The ECB's recent interest rate hike of 25 basis points reflects a proactive approach to managing inflationary pressures exacerbated by geopolitical events, according to the latest analysis from **ING**. This marks the ECB's first increase since September 2023, adjusting the deposit rate to 2.25%. With inflation expected to trend towards 3.0% this year, the ECB appears committed to avoiding past mistakes of delayed action amidst rising prices; however, concerns over inflation's sustainability remain relevant. Market participants should note that this movement aligns with broader expectations of restrained economic growth projected at 0.8% in 2026. Per the full note, the ECB's approach is now informed by the lessons learned from its earlier inactions during the inflation surge of 2021-2022.

Key Takeaways

  • 01The ECB's 25bp rate hike marks its first move since September 2023.
  • 02Inflation is projected to stabilize at 3.0% for 2023, highlighting ongoing pressures.
  • 03The ECB aims to avoid past mistakes of delayed responses to inflation.
  • 04Market participants should closely watch EUR/USD reactions to ECB communications.

Full Analysis

What the desk is arguing

The desk asserts that the ECB's decision to raise rates is a timely response to emerging inflationary pressures rather than a mere insurance move. Following Carsten Brzeski's commentary at ING, this hike indicates a clear shift in the ECB's stance, aiming to mitigate inflation before it escalates, particularly against the backdrop of geopolitical tensions affecting energy prices.

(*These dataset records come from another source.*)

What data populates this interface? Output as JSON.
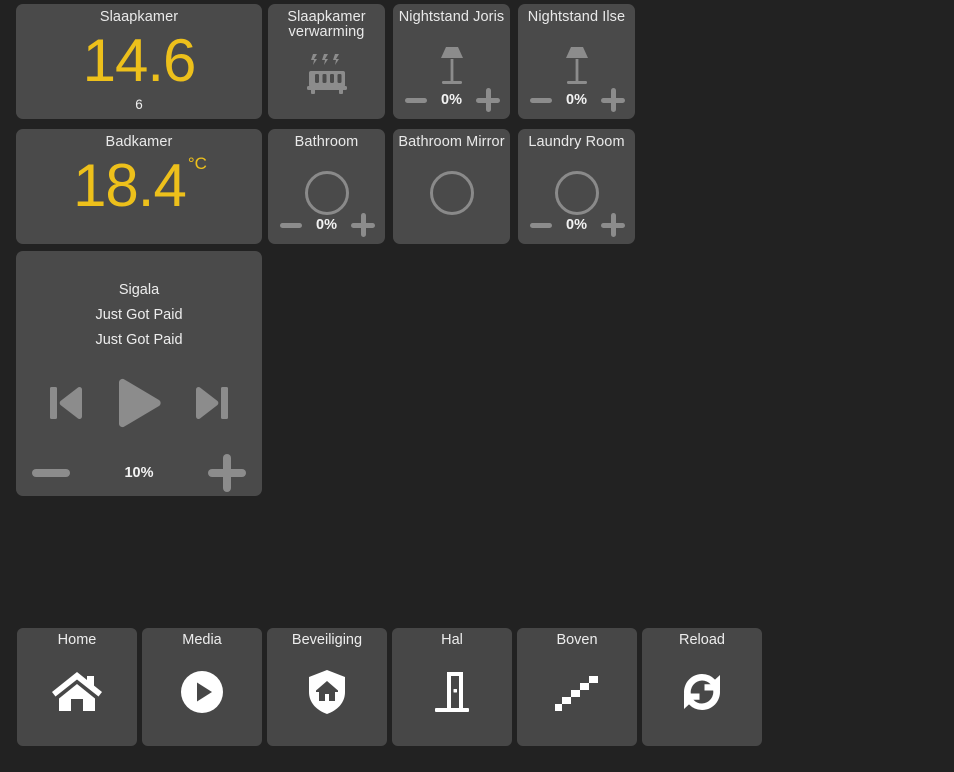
{
  "theme": {
    "background": "#222222",
    "tile_background": "#4a4a4a",
    "accent_value": "#edc01b",
    "icon_grey": "#8c8c8c",
    "text": "#ededed"
  },
  "cards": {
    "bedroom_temp": {
      "title": "Slaapkamer",
      "value": "14.6",
      "unit": "",
      "subtitle": "6",
      "icon": "thermometer-value"
    },
    "bedroom_heating": {
      "title_line1": "Slaapkamer",
      "title_line2": "verwarming",
      "icon": "radiator-icon"
    },
    "nightstand_joris": {
      "title": "Nightstand Joris",
      "icon": "lamp-icon",
      "brightness": "0%",
      "minus_label": "–",
      "plus_label": "+"
    },
    "nightstand_ilse": {
      "title": "Nightstand Ilse",
      "icon": "lamp-icon",
      "brightness": "0%",
      "minus_label": "–",
      "plus_label": "+"
    },
    "bathroom_temp": {
      "title": "Badkamer",
      "value": "18.4",
      "unit": "°C",
      "subtitle": ""
    },
    "bathroom_light": {
      "title": "Bathroom",
      "icon": "light-circle-icon",
      "brightness": "0%"
    },
    "bathroom_mirror": {
      "title": "Bathroom Mirror",
      "icon": "light-circle-icon"
    },
    "laundry_room": {
      "title": "Laundry Room",
      "icon": "light-circle-icon",
      "brightness": "0%"
    },
    "media_player": {
      "artist": "Sigala",
      "album": "Just Got Paid",
      "track": "Just Got Paid",
      "volume": "10%",
      "previous_icon": "skip-previous-icon",
      "play_icon": "play-icon",
      "next_icon": "skip-next-icon"
    }
  },
  "nav": {
    "items": [
      {
        "label": "Home",
        "icon": "house-icon"
      },
      {
        "label": "Media",
        "icon": "play-circle-icon"
      },
      {
        "label": "Beveiliging",
        "icon": "shield-house-icon"
      },
      {
        "label": "Hal",
        "icon": "door-icon"
      },
      {
        "label": "Boven",
        "icon": "stairs-icon"
      },
      {
        "label": "Reload",
        "icon": "refresh-icon"
      }
    ]
  }
}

The context for this hike is underpinned by inflation forecasts, indicating a rise to 3.0% for 2023 and gradually declining to 2.0% by 2028. This suggests that while the ECB acknowledges current inflationary trends, it intends to manage expectations effectively to prevent a repeat of past missteps.

Where it sits in our coverage

As per our internal coverage, the consensus target for EUR/USD is 1.075, with a range between 1.04 and 1.12. Key firms include: - JPMorgan: Target of 1.10 for March 2026 - BofA: Target of 1.04 for March 2026

This view aligns closely with the broader market assessment, as the 1.10 target from JPMorgan is consistent with the ECB's hawkish pivot, signaling that our desk's position is within the target range but leaning towards the upper end.

How other firms see it

Firms like JPMorgan and Barclays support a similar outlook, suggesting a favorable interpretation of the ECB’s balanced stance. In contrast, BofA expresses a more cautious view, anticipating a tighter monetary environment may hinder recovery.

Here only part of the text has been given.